MANY contributors to HoL use Microsoft products and those individuals, as "End Users Licencees" are unlikely to have received a financial inducement to do so. (MS were believed to be paying commission of $10 to $15 to salesmen to shift their hard-to-shift mobile phones.)
But in the corporate world, its a different story. The Wall Street Journal suggests that in China, Italy and Romania, MS have paid bribes to shift their stuff and that Microsoft is under investigation.
Haringey Council is a pure Microsoft site and it appears to be wedded to a corporation that frequently flouts laws around the world. The local council show little inclination for example, to adopt Open Source software that could offer savings in the long run. Can MS sell to corporates on merits alone? Is the quality of their products sufficient to be bought solely on merit?

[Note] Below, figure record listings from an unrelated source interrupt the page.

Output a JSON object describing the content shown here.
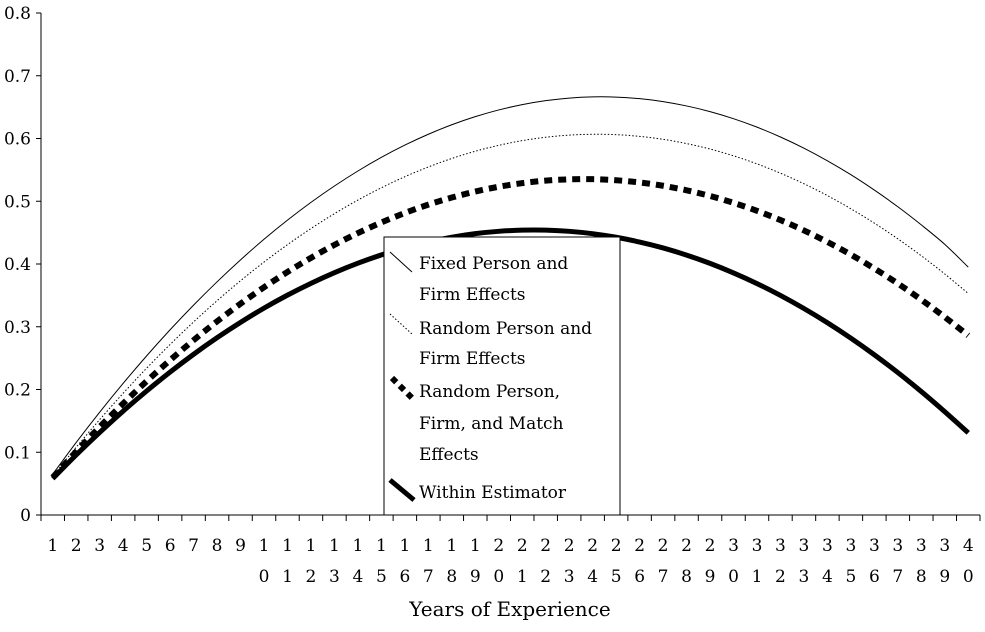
{
  "chart_data": {
    "type": "line",
    "title": "",
    "xlabel": "Years of Experience",
    "ylabel": "",
    "ylim": [
      0,
      0.8
    ],
    "yticks": [
      "0",
      "0.1",
      "0.2",
      "0.3",
      "0.4",
      "0.5",
      "0.6",
      "0.7",
      "0.8"
    ],
    "xlim": [
      1,
      40
    ],
    "x": [
      1,
      2,
      3,
      4,
      5,
      6,
      7,
      8,
      9,
      10,
      11,
      12,
      13,
      14,
      15,
      16,
      17,
      18,
      19,
      20,
      21,
      22,
      23,
      24,
      25,
      26,
      27,
      28,
      29,
      30,
      31,
      32,
      33,
      34,
      35,
      36,
      37,
      38,
      39,
      40
    ],
    "xtick_labels": [
      [
        "1",
        ""
      ],
      [
        "2",
        ""
      ],
      [
        "3",
        ""
      ],
      [
        "4",
        ""
      ],
      [
        "5",
        ""
      ],
      [
        "6",
        ""
      ],
      [
        "7",
        ""
      ],
      [
        "8",
        ""
      ],
      [
        "9",
        ""
      ],
      [
        "1",
        "0"
      ],
      [
        "1",
        "1"
      ],
      [
        "1",
        "2"
      ],
      [
        "1",
        "3"
      ],
      [
        "1",
        "4"
      ],
      [
        "1",
        "5"
      ],
      [
        "1",
        "6"
      ],
      [
        "1",
        "7"
      ],
      [
        "1",
        "8"
      ],
      [
        "1",
        "9"
      ],
      [
        "2",
        "0"
      ],
      [
        "2",
        "1"
      ],
      [
        "2",
        "2"
      ],
      [
        "2",
        "3"
      ],
      [
        "2",
        "4"
      ],
      [
        "2",
        "5"
      ],
      [
        "2",
        "6"
      ],
      [
        "2",
        "7"
      ],
      [
        "2",
        "8"
      ],
      [
        "2",
        "9"
      ],
      [
        "3",
        "0"
      ],
      [
        "3",
        "1"
      ],
      [
        "3",
        "2"
      ],
      [
        "3",
        "3"
      ],
      [
        "3",
        "4"
      ],
      [
        "3",
        "5"
      ],
      [
        "3",
        "6"
      ],
      [
        "3",
        "7"
      ],
      [
        "3",
        "8"
      ],
      [
        "3",
        "9"
      ],
      [
        "4",
        "0"
      ]
    ],
    "grid": false,
    "legend_position": "center",
    "series": [
      {
        "name": "Fixed Person and Firm Effects",
        "style": "thin-solid",
        "values": [
          0.065,
          0.1156,
          0.1638,
          0.2098,
          0.2536,
          0.2952,
          0.3345,
          0.3716,
          0.4066,
          0.4394,
          0.4699,
          0.4982,
          0.5243,
          0.5482,
          0.57,
          0.5895,
          0.6068,
          0.6219,
          0.6348,
          0.6455,
          0.654,
          0.6603,
          0.6644,
          0.6663,
          0.666,
          0.6635,
          0.6588,
          0.6519,
          0.6429,
          0.6316,
          0.6181,
          0.6024,
          0.5846,
          0.5645,
          0.5423,
          0.5178,
          0.4912,
          0.4623,
          0.4313,
          0.395
        ]
      },
      {
        "name": "Random Person and Firm Effects",
        "style": "thin-dotted",
        "values": [
          0.062,
          0.108,
          0.152,
          0.194,
          0.234,
          0.2718,
          0.3077,
          0.3415,
          0.3733,
          0.4031,
          0.4308,
          0.4565,
          0.4802,
          0.5019,
          0.5215,
          0.5391,
          0.5546,
          0.5682,
          0.5797,
          0.5891,
          0.5966,
          0.602,
          0.6054,
          0.6067,
          0.6061,
          0.6034,
          0.5987,
          0.5919,
          0.5832,
          0.5724,
          0.5596,
          0.5447,
          0.5279,
          0.509,
          0.488,
          0.4651,
          0.4401,
          0.4131,
          0.3841,
          0.353
        ]
      },
      {
        "name": "Random Person, Firm, and Match Effects",
        "style": "thick-dashed",
        "values": [
          0.06,
          0.1011,
          0.1403,
          0.1777,
          0.2132,
          0.2468,
          0.2786,
          0.3086,
          0.3367,
          0.3629,
          0.3873,
          0.4098,
          0.4305,
          0.4493,
          0.4662,
          0.4813,
          0.4946,
          0.5059,
          0.5155,
          0.5231,
          0.5289,
          0.5329,
          0.5349,
          0.5352,
          0.5335,
          0.53,
          0.5247,
          0.5175,
          0.5084,
          0.4975,
          0.4847,
          0.47,
          0.4535,
          0.4351,
          0.4149,
          0.3928,
          0.3689,
          0.3431,
          0.3154,
          0.286
        ]
      },
      {
        "name": "Within Estimator",
        "style": "thick-solid",
        "values": [
          0.058,
          0.0958,
          0.1316,
          0.1656,
          0.1976,
          0.2278,
          0.2561,
          0.2825,
          0.307,
          0.3297,
          0.3504,
          0.3692,
          0.3862,
          0.4013,
          0.4145,
          0.4258,
          0.4352,
          0.4427,
          0.4484,
          0.4521,
          0.454,
          0.454,
          0.4521,
          0.4483,
          0.4426,
          0.435,
          0.4256,
          0.4142,
          0.401,
          0.3858,
          0.3688,
          0.3499,
          0.3291,
          0.3064,
          0.2818,
          0.2553,
          0.227,
          0.1967,
          0.1646,
          0.131
        ]
      }
    ]
  }
}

Our local council's IT department already exhibits complacency over its wasteful, inefficient implementation of PDFs. Is it not overdue for a shake up?
Tags for Forum Posts: IT, Microsoft, bribe, bribery, contracts, council, department, merits, quality
Hi,
I used to work for DTI(BIS) and several other central government agencies as a support and solutions engineer. I had a converstion with several project managers before about introducing open source or alternative solutiions to our clients,namely ruby on rails or SUSE, but this this was shot down as soon as I brought in a solution with open source. My understanding, is if the company can make a lot of money from their clients from licences they will do it . unfortunately, in this country "ALL" of our senior civil servants dealing with IT contracts are short sighted. We need to copy France and Germany, their goverments use SUSE or other open source platforms. But I think its the way this country works. It does not invest in development anymore, if can get it cheaper or they think can can, they will do it. There needs to be more forward thinking, not just cut and paste in a platform, pay loads of money to a large corporate company who will milk the goverment for whats its worth and deliver a sub standard system.
thats how the NHS's so called IT upgrade failed by the way, the suppliers were not developing anything, just cut and paste systems from elsewhere and prayed it worked.